GIUNTE ROSSE, BUS IN ROSSO
La «Tper-Trasporto Passeggeri per l'Emilia Romagna», dopo un 2012 chiuso con un passivo di oltre 9milioni di perdita, è riuscita nel 2013 a scampare per un soffio un altro rosso, con un misero utile di 200mila euro. Ancora più scarno quello della Amt di Genova, soltanto 83mila euro, spiccioli per un'azienda che dovrebbe rendere come una gallina dalle uova d'oro. «Un sostanziale equilibrio economico - spiega poi la relazione dell'ultimo bilancio - caratterizzato dalla riduzione dei costi e dall'incremento dei contributi del Comune di Genova». Ovvero il bilancio perde meno solo perché il Comune, con i soldi dei genovesi, ha scucito più soldi! Una situazione generalizzata, peraltro.
IL CARROZZONE ATAC
Il caso da manuale (horror) è l'Atac di Roma, l'Alitalia del trasporto locale, la partecipata dei record, nel senso che è quella che perde più soldi d'Italia. Un buco nero che negli ultimi quattro anni ha ingoiato quasi 3 miliardi di euro, buttando al macero 746 milioni di euro. In gran parte costi per pagare l'esercito degli 11.800 dipendenti (550milioni l'anno di stipendi!), molti dei quali parenti tra loro. Molti dirigenti, e pochissimi controllori di biglietti (solo 70), lavoraccio che non gradiscono fare. Stipendi dei manager fino a 250mila euro, e bonus anche quando gli autobus sono fermi. Il 2013 è stato chiuso con una voragine di 200milioni. Un disastro.

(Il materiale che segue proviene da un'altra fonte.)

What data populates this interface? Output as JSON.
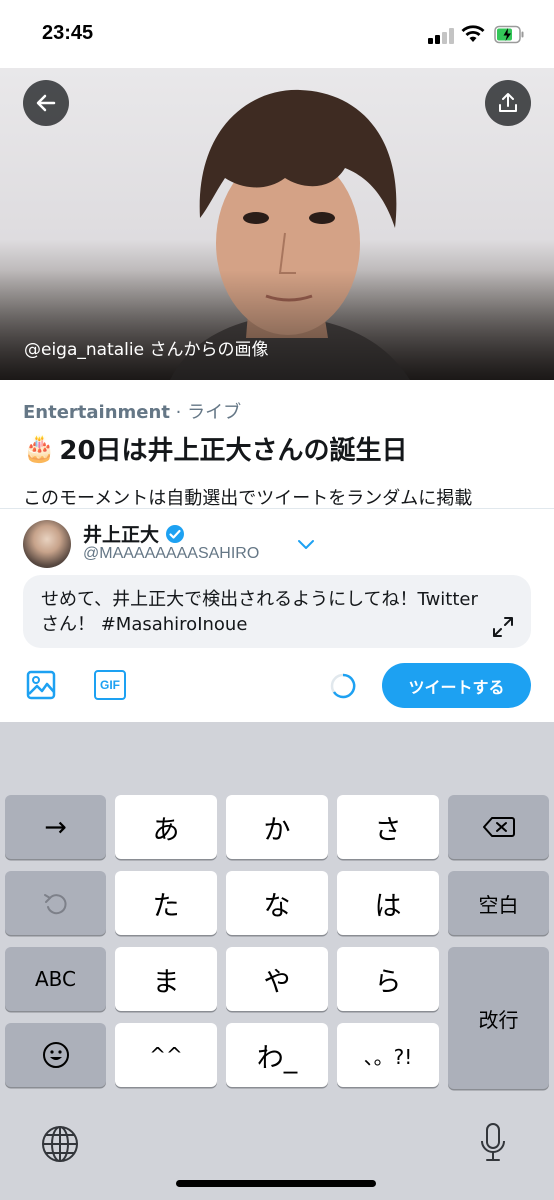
{
  "status_bar": {
    "time": "23:45"
  },
  "hero": {
    "caption": "@eiga_natalie さんからの画像"
  },
  "moment": {
    "category": "Entertainment",
    "separator": " · ",
    "state": "ライブ",
    "title_emoji": "🎂",
    "title": "20日は井上正大さんの誕生日",
    "description": "このモーメントは自動選出でツイートをランダムに掲載"
  },
  "compose": {
    "user_name": "井上正大",
    "user_handle": "@MAAAAAAAASAHIRO",
    "tweet_text": "せめて、井上正大で検出されるようにしてね！Twitterさん！ #MasahiroInoue",
    "gif_label": "GIF",
    "tweet_button": "ツイートする"
  },
  "keyboard": {
    "rows": [
      [
        "→",
        "あ",
        "か",
        "さ",
        "⌫"
      ],
      [
        "↺",
        "た",
        "な",
        "は",
        "空白"
      ],
      [
        "ABC",
        "ま",
        "や",
        "ら",
        "改行"
      ],
      [
        "☺",
        "^^",
        "わ",
        "、。?!"
      ]
    ],
    "key_arrow": "→",
    "key_a": "あ",
    "key_ka": "か",
    "key_sa": "さ",
    "key_ta": "た",
    "key_na": "な",
    "key_ha": "は",
    "key_space": "空白",
    "key_abc": "ABC",
    "key_ma": "ま",
    "key_ya": "や",
    "key_ra": "ら",
    "key_return": "改行",
    "key_caret": "^^",
    "key_wa": "わ_",
    "key_punct": "、。?!"
  },
  "colors": {
    "accent": "#1da1f2",
    "secondary_text": "#657786",
    "keyboard_bg": "#d1d3d9"
  },
  "battery_level": 0.6,
  "signal_bars_filled": 2
}
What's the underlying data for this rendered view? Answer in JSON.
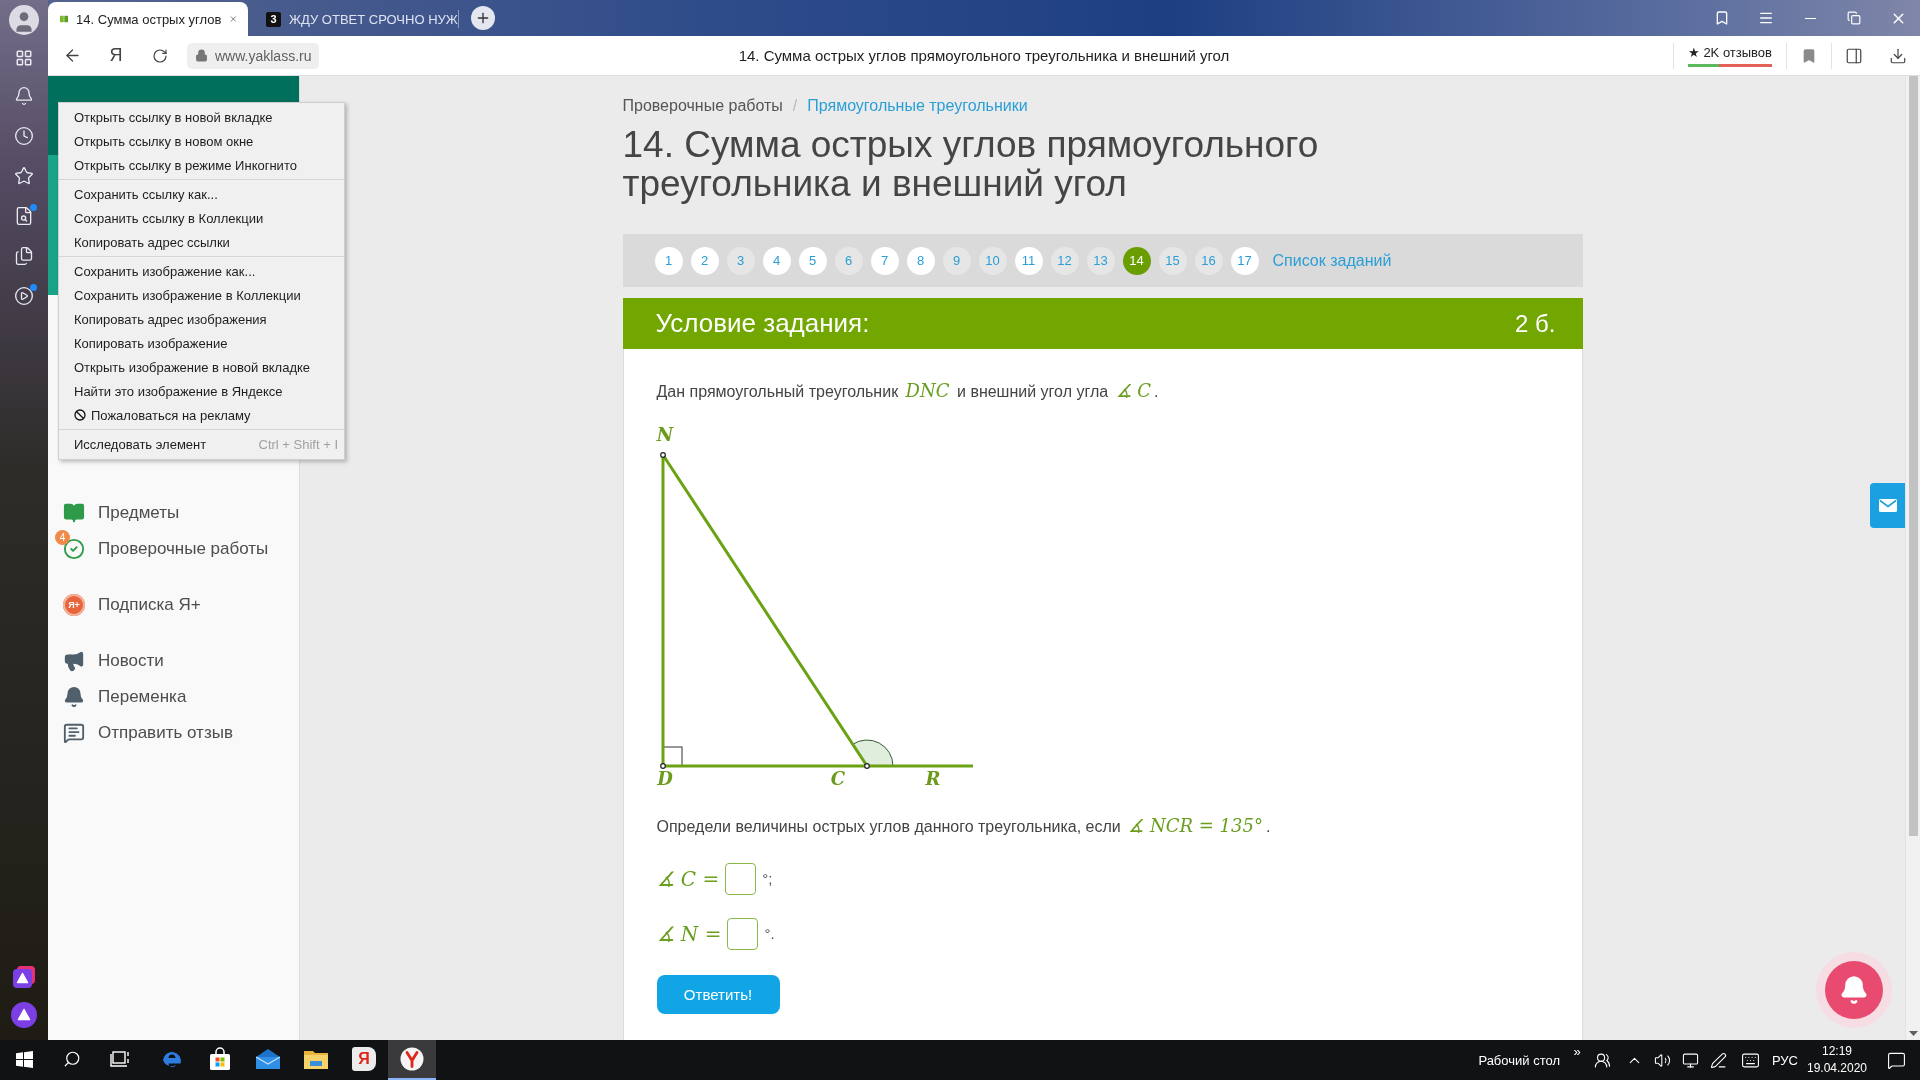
{
  "browser": {
    "tabs": [
      {
        "title": "14. Сумма острых углов",
        "selected": true
      },
      {
        "title": "ЖДУ ОТВЕТ СРОЧНО НУЖ",
        "favicon_text": "3",
        "selected": false
      }
    ],
    "home_button": "Я",
    "url": "www.yaklass.ru",
    "page_title": "14. Сумма острых углов прямоугольного треугольника и внешний угол",
    "reviews": {
      "label": "★ 2K отзывов",
      "level": 0.37
    }
  },
  "side_panel": {
    "tools": [
      {
        "unread": false
      },
      {
        "unread": false
      },
      {
        "unread": false
      },
      {
        "unread": true
      },
      {
        "unread": false
      },
      {
        "unread": true
      }
    ]
  },
  "sidebar": {
    "groups": [
      [
        {
          "label": "Предметы"
        },
        {
          "label": "Проверочные работы",
          "badge": "4"
        }
      ],
      [
        {
          "label": "Подписка Я+",
          "icon_text": "Я+"
        }
      ],
      [
        {
          "label": "Новости"
        },
        {
          "label": "Переменка"
        },
        {
          "label": "Отправить отзыв"
        }
      ]
    ]
  },
  "context_menu": {
    "groups": [
      [
        {
          "kind": "plain",
          "label": "Открыть ссылку в новой вкладке"
        },
        {
          "kind": "plain",
          "label": "Открыть ссылку в новом окне"
        },
        {
          "kind": "plain",
          "label": "Открыть ссылку в режиме Инкогнито"
        }
      ],
      [
        {
          "kind": "plain",
          "label": "Сохранить ссылку как..."
        },
        {
          "kind": "plain",
          "label": "Сохранить ссылку в Коллекции"
        },
        {
          "kind": "plain",
          "label": "Копировать адрес ссылки"
        }
      ],
      [
        {
          "kind": "plain",
          "label": "Сохранить изображение как..."
        },
        {
          "kind": "plain",
          "label": "Сохранить изображение в Коллекции"
        },
        {
          "kind": "plain",
          "label": "Копировать адрес изображения"
        },
        {
          "kind": "plain",
          "label": "Копировать изображение"
        },
        {
          "kind": "plain",
          "label": "Открыть изображение в новой вкладке"
        },
        {
          "kind": "plain",
          "label": "Найти это изображение в Яндексе"
        },
        {
          "kind": "report",
          "label": "Пожаловаться на рекламу"
        }
      ],
      [
        {
          "kind": "shortcut",
          "label": "Исследовать элемент",
          "shortcut": "Ctrl + Shift + I"
        }
      ]
    ]
  },
  "breadcrumb": {
    "items": [
      {
        "kind": "text",
        "label": "Проверочные работы"
      },
      {
        "kind": "link",
        "label": "Прямоугольные треугольники"
      }
    ],
    "separator": "/"
  },
  "title": "14. Сумма острых углов прямоугольного треугольника и внешний угол",
  "pagination": {
    "pages": [
      {
        "label": "1",
        "selected": false,
        "visited": true
      },
      {
        "label": "2",
        "selected": false,
        "visited": true
      },
      {
        "label": "3",
        "selected": false,
        "visited": false
      },
      {
        "label": "4",
        "selected": false,
        "visited": true
      },
      {
        "label": "5",
        "selected": false,
        "visited": true
      },
      {
        "label": "6",
        "selected": false,
        "visited": false
      },
      {
        "label": "7",
        "selected": false,
        "visited": true
      },
      {
        "label": "8",
        "selected": false,
        "visited": true
      },
      {
        "label": "9",
        "selected": false,
        "visited": false
      },
      {
        "label": "10",
        "selected": false,
        "visited": false
      },
      {
        "label": "11",
        "selected": false,
        "visited": true
      },
      {
        "label": "12",
        "selected": false,
        "visited": false
      },
      {
        "label": "13",
        "selected": false,
        "visited": false
      },
      {
        "label": "14",
        "selected": true,
        "visited": false
      },
      {
        "label": "15",
        "selected": false,
        "visited": false
      },
      {
        "label": "16",
        "selected": false,
        "visited": false
      },
      {
        "label": "17",
        "selected": false,
        "visited": true
      }
    ],
    "list_link": "Список заданий"
  },
  "task": {
    "header": "Условие задания:",
    "points": "2 б.",
    "intro": "Дан прямоугольный треугольник *DNC* и внешний угол угла *∡ C*.",
    "figure": {
      "points": [
        {
          "label": "N"
        },
        {
          "label": "D"
        },
        {
          "label": "C"
        },
        {
          "label": "R"
        }
      ]
    },
    "question": "Определи величины острых углов данного треугольника, если *∡ NCR = 135°*.",
    "answers": [
      {
        "lhs": "∡ C =",
        "suffix": "°;"
      },
      {
        "lhs": "∡ N =",
        "suffix": "°."
      }
    ],
    "submit": "Ответить!"
  },
  "taskbar": {
    "apps": [
      {
        "selected": false
      },
      {
        "selected": false
      },
      {
        "selected": false
      },
      {
        "selected": false
      },
      {
        "selected": false,
        "glyph": "Я"
      },
      {
        "selected": true
      }
    ],
    "desktop_label": "Рабочий стол",
    "overflow": "»",
    "language": "РУС",
    "time": "12:19",
    "date": "19.04.2020"
  }
}
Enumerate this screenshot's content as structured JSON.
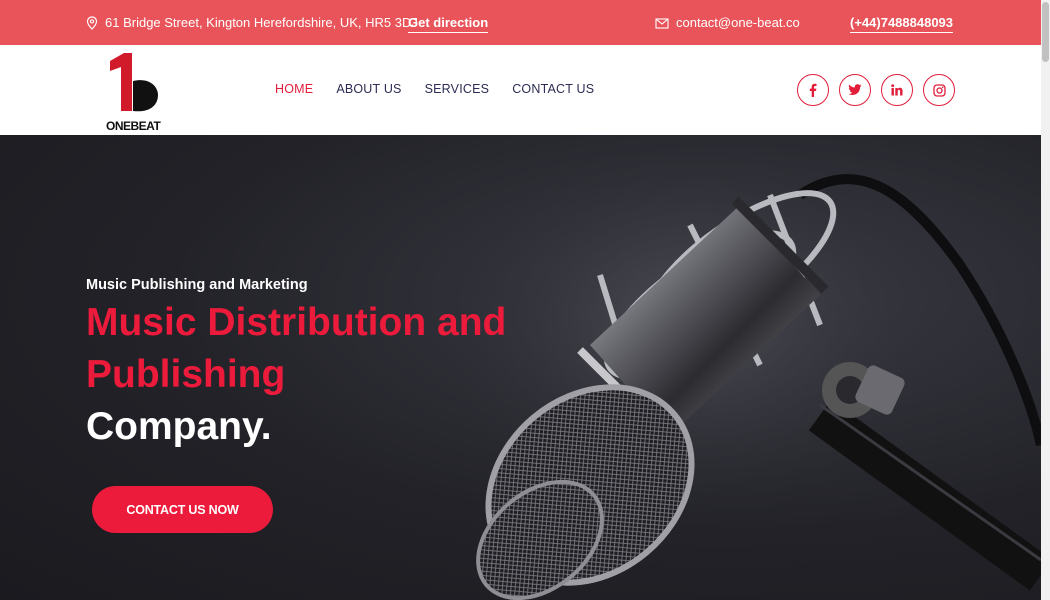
{
  "topbar": {
    "address": "61 Bridge Street, Kington Herefordshire, UK, HR5 3DJ",
    "direction_link": "Get direction",
    "email": "contact@one-beat.co",
    "phone": "(+44)7488848093"
  },
  "brand": {
    "logo_mark": "1",
    "logo_text": "ONEBEAT"
  },
  "nav": {
    "items": [
      "HOME",
      "ABOUT US",
      "SERVICES",
      "CONTACT US"
    ],
    "active": "HOME"
  },
  "social": {
    "facebook": "f",
    "twitter": "t",
    "linkedin": "in",
    "instagram": "ig"
  },
  "hero": {
    "kicker": "Music Publishing and Marketing",
    "title_line1": "Music Distribution and",
    "title_line2": "Publishing",
    "title_line3": "Company.",
    "cta_label": "CONTACT US NOW"
  },
  "colors": {
    "topbar": "#e8545a",
    "accent": "#ec1b3b",
    "nav_text": "#2c2c54"
  }
}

I DEBITI DELL'AMTAB DI BARI
La gatta da pelare adesso tocca al neo sindaco Antonio Decaro, che ha già dato l'altolà a promozioni e aumenti di stipendio. Ma è nel periodo di amministrazione dell'ex sindaco Michele Emiliano che il rosso dell'Amtab, la muncipalizzata trasporti di Bari, è cresciuto. A fronte di appena 42mila euro di utile del 2012 si è arrivati quasi al collasso. Motivo? I debiti della controllata, pari a circa 13 milioni di euro, nove milioni dei quali solo con i fornitori. Unica via d'uscita, il rifinanziamento. Cui contribuisce l'Amgas, la municipalizzata barese del gas, che chiudendo in attivo arriva in soccorso con due milioni di euro.
ANM, LA CROCE DI NAPOLI
Tra i mille guai di Napoli c'è il baratro della società dei bus. La nuova Anm, l'azienda che gestisce il trasporto su gomma, nata nel 2013 dalla fusione di Anm, Metronapoli e Napolipark, è in uno stato di crisi profonda. Per capire basta la cifra del rosso di bilancio 2013, circa 20 milioni. Pure tre consiglieri di amministrazione, dipendenti comunali, a settembre hanno gettato la spugna. Sono diminuiti anche i bus in circolazione, passando da circa 580 a 272. E i tagli disposti dalla Regione, che si ripercuotono a cascata sul Comune, non lasciano certo sperare in un futuro roseo.
IL CASO SICILIA
Il problema di Palermo? «Il traffico», diceva Johnny Stecchino-Roberto Benigni. E dopo 25 anni la situazione non è cambiata. Anche perché il disastro dell'Amat, che si occupa dei bus, è sotto gli occhi di tutti. Un 2012 chiuso con meno 9,5 milioni di euro, un parco bus obsoleto, un biglietto - 1,40 centesimi per 90 minuti - tra i più cari rispetto al «non» servizio reso, doveva vedere un po' di luce adesso, con una chiusura in attivo di 800mila euro. Ma invece sarà di nuovo rosso fisso. Dei 41 milioni dovuti dalla Regione, ha denunciato di recente Forza Italia, sono arrivati solo 10,5 milioni.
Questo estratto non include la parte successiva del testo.